What the programme tackles
1. Complexity and interaction
I study attention in immersive Virtual Reality and in haptic foraging — paradigms in which observers physically search, pick up, and rearrange real objects rather than just looking at displays. This lets us measure how 3D spatial depth, body movement, and physical effort cost reshape attentional priorities and gaze dynamics. Recent work shows that statistical learning reweights attention along the depth axis in immersive VR (Stefani & Sauter, 2025, PsyArXiv), building on the foundational interactive-search paradigm (Sauter, Stefani & Mack, 2020, Brain Sciences).
2. Adaptive cognitive control under change
How do observers detect, time, and gate updates to learned attentional priorities when environmental regularities drift? My published work establishes region-based distractor suppression that transfers across feature dimensions (Sauter, Liesefeld & Müller, 2019, JEP:LMC), shows that learnt priority is updated post-capture rather than purely pre-attentively (Sauter et al., 2021, Cortex), and decomposes distractor dwell times into capture and disengagement components (Stefani & Sauter, 2023, Scientific Reports).
3. Applied cognition at the computer-science interface
Attention diagnostics belong in the interactive, AI-mediated environments people actually inhabit. Since 2021 I have built this thread through DFG SPP 2199 Scalable Interaction Paradigms for Pervasive Computing Environments and joint work with the Rukzio HCI group — yielding the Best Paper Award at ACM Mensch und Computer 2023 for eye-movement visualisation in online teaching, and the Best Paper Award at the COGAIN Symposium at ACM ETRA 2022 for visualising the attention of many observers simultaneously.

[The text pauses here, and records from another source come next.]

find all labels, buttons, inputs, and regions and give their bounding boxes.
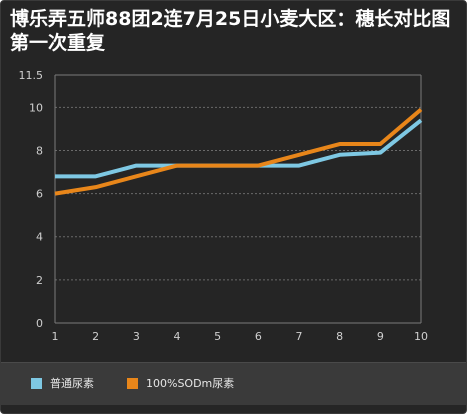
legend-item-series-1[interactable]: 普通尿素 bbox=[31, 376, 94, 390]
legend-label-series-2: 100%SODm尿素 bbox=[146, 377, 235, 390]
y-tick-label: 11.5 bbox=[19, 69, 44, 82]
series-layer bbox=[54, 107, 423, 196]
tick-label-layer: 0 2 4 6 8 10 11.5 1 2 3 4 5 6 7 8 9 10 bbox=[19, 69, 429, 343]
legend-swatch-series-2 bbox=[127, 377, 138, 389]
y-tick-label: 10 bbox=[29, 101, 43, 114]
x-tick-label: 4 bbox=[174, 330, 181, 343]
y-tick-label: 2 bbox=[36, 274, 43, 287]
x-tick-label: 7 bbox=[296, 330, 303, 343]
axis-layer bbox=[54, 74, 422, 324]
legend: 普通尿素 100%SODm尿素 bbox=[1, 362, 466, 405]
y-tick-label: 0 bbox=[36, 317, 43, 330]
x-tick-label: 1 bbox=[52, 330, 59, 343]
x-tick-label: 3 bbox=[133, 330, 140, 343]
x-tick-label: 5 bbox=[214, 330, 221, 343]
x-tick-label: 9 bbox=[377, 330, 384, 343]
y-tick-label: 4 bbox=[36, 231, 43, 244]
chart-title: 博乐弄五师88团2连7月25日小麦大区：穗长对比图第一次重复 bbox=[10, 8, 451, 54]
legend-item-series-2[interactable]: 100%SODm尿素 bbox=[127, 376, 234, 390]
y-tick-label: 8 bbox=[36, 144, 43, 157]
y-tick-label: 6 bbox=[36, 188, 43, 201]
x-tick-label: 8 bbox=[336, 330, 343, 343]
grid-layer bbox=[55, 106, 421, 281]
plot-area: 0 2 4 6 8 10 11.5 1 2 3 4 5 6 7 8 9 10 bbox=[19, 69, 429, 343]
x-tick-label: 2 bbox=[92, 330, 99, 343]
x-tick-label: 10 bbox=[414, 330, 428, 343]
legend-swatch-series-1 bbox=[31, 377, 42, 389]
legend-label-series-1: 普通尿素 bbox=[50, 377, 94, 390]
series-line-2[interactable] bbox=[54, 107, 423, 196]
x-tick-label: 6 bbox=[255, 330, 262, 343]
series-line-1[interactable] bbox=[55, 118, 423, 179]
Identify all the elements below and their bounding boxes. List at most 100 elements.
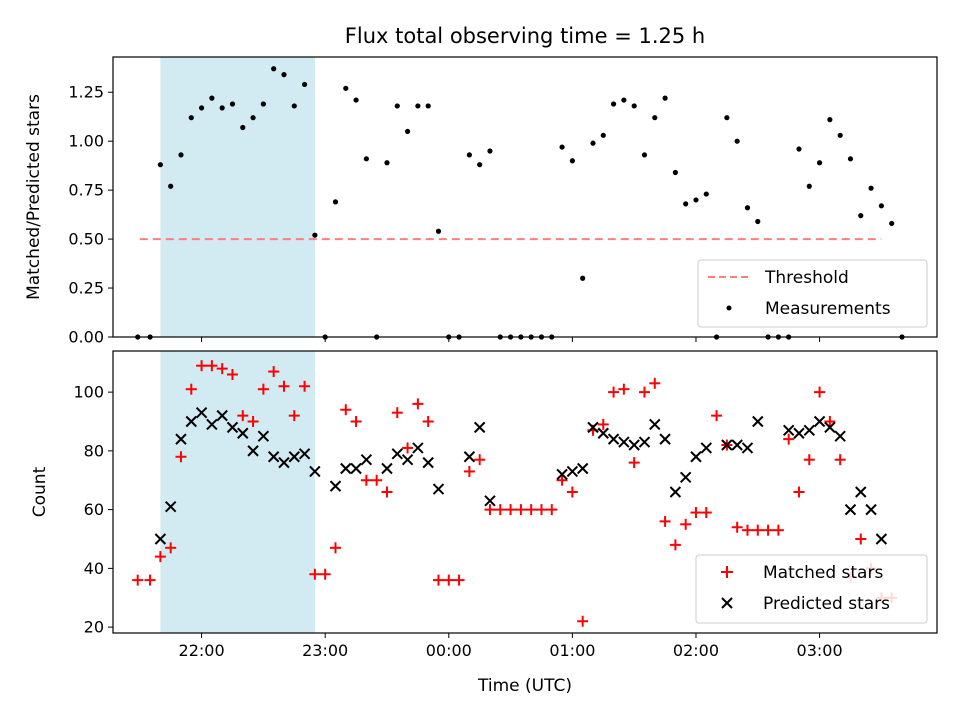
predicted-star-marker (587, 421, 599, 434)
bottom-y-tick-label: 80 (84, 441, 104, 460)
matched-star-marker (834, 454, 846, 466)
measurement-point (590, 140, 596, 146)
predicted-star-marker (360, 453, 373, 466)
predicted-star-marker (329, 480, 342, 492)
matched-star-marker (690, 507, 702, 519)
matched-star-marker (711, 410, 723, 422)
measurement-point (487, 148, 493, 154)
measurement-point (425, 103, 431, 109)
top-legend-box (697, 259, 928, 328)
measurement-point (343, 85, 349, 91)
predicted-star-marker (340, 462, 352, 475)
matched-star-marker (638, 386, 650, 398)
matched-star-marker (329, 542, 341, 554)
matched-star-marker (741, 524, 753, 536)
matched-star-marker (412, 398, 424, 410)
matched-star-marker (608, 386, 620, 398)
top-y-tick-label: 0.25 (68, 279, 104, 298)
legend-predicted-label: Predicted stars (763, 594, 890, 614)
predicted-star-marker (401, 453, 414, 466)
matched-star-marker (484, 504, 496, 516)
matched-star-marker (556, 474, 568, 486)
matched-star-marker (132, 574, 144, 586)
matched-star-marker (649, 377, 661, 389)
measurement-point (600, 132, 606, 138)
predicted-star-marker (278, 456, 290, 469)
measurement-point (796, 146, 802, 152)
predicted-star-marker (721, 439, 733, 451)
matched-star-marker (628, 457, 640, 469)
matched-star-marker (680, 518, 692, 530)
matched-star-marker (175, 451, 187, 463)
legend-measurements-swatch (726, 305, 732, 311)
legend-matched-swatch (721, 566, 733, 578)
matched-star-marker (669, 539, 681, 551)
matched-star-marker (793, 486, 805, 498)
predicted-star-marker (154, 533, 167, 545)
matched-star-marker (165, 542, 177, 554)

Cognimize Classroom: live cognitive experiments for international teaching
The platform tying these threads together is Cognimize Classroom (CogClass) — an open-source web platform (currently under development) funded in 2026 by Stiftung Innovation in der Hochschullehre via UGo! Global Teaching Labs.
Cognimize hosts 33 classical cognitive paradigms (Stroop, Flanker, visual search, change-blindness, …) that students run on their own devices during regular lectures. Results aggregate in real time on the projection, and a Global Highscore System lets cohorts at different universities compare their group-level effects. A Collaborative Online International Learning (COIL) pilot with the University of Oxford (Prof. Dejan Draschkow) extends the platform into cross-cultural empirical teaching. The platform will be released as open source on GitHub at the end of the funding period.
Methods
- Behavioural experiments (in-lab and online)
- Stationary and mobile eye tracking
- Pupillometry — incl. Locus-Coeruleus / Norepinephrine indices of arousal and effort
- Immersive Virtual Reality (3D / depth paradigms)
- EEG and TMS (selective applications)
- Large-N analytics and replication science — contributing role in the Many-Labs Nature 2026 study; cross-cultural regression on N = 13,464 participants from 109 countries (Sauter, Braun & Mack, 2021, Cyberpsychology, Behavior, and Social Networking)
Open science
All confirmatory studies are preregistered. Data, code, and materials are shared via OSF and GitHub. Manuscripts are deposited on PsyArXiv prior to peer review. I contributed to the Many-Labs replication consortium (Tyner et al., 2026, Nature) — a direct demonstration of openly conducted, large-scale, transparent science.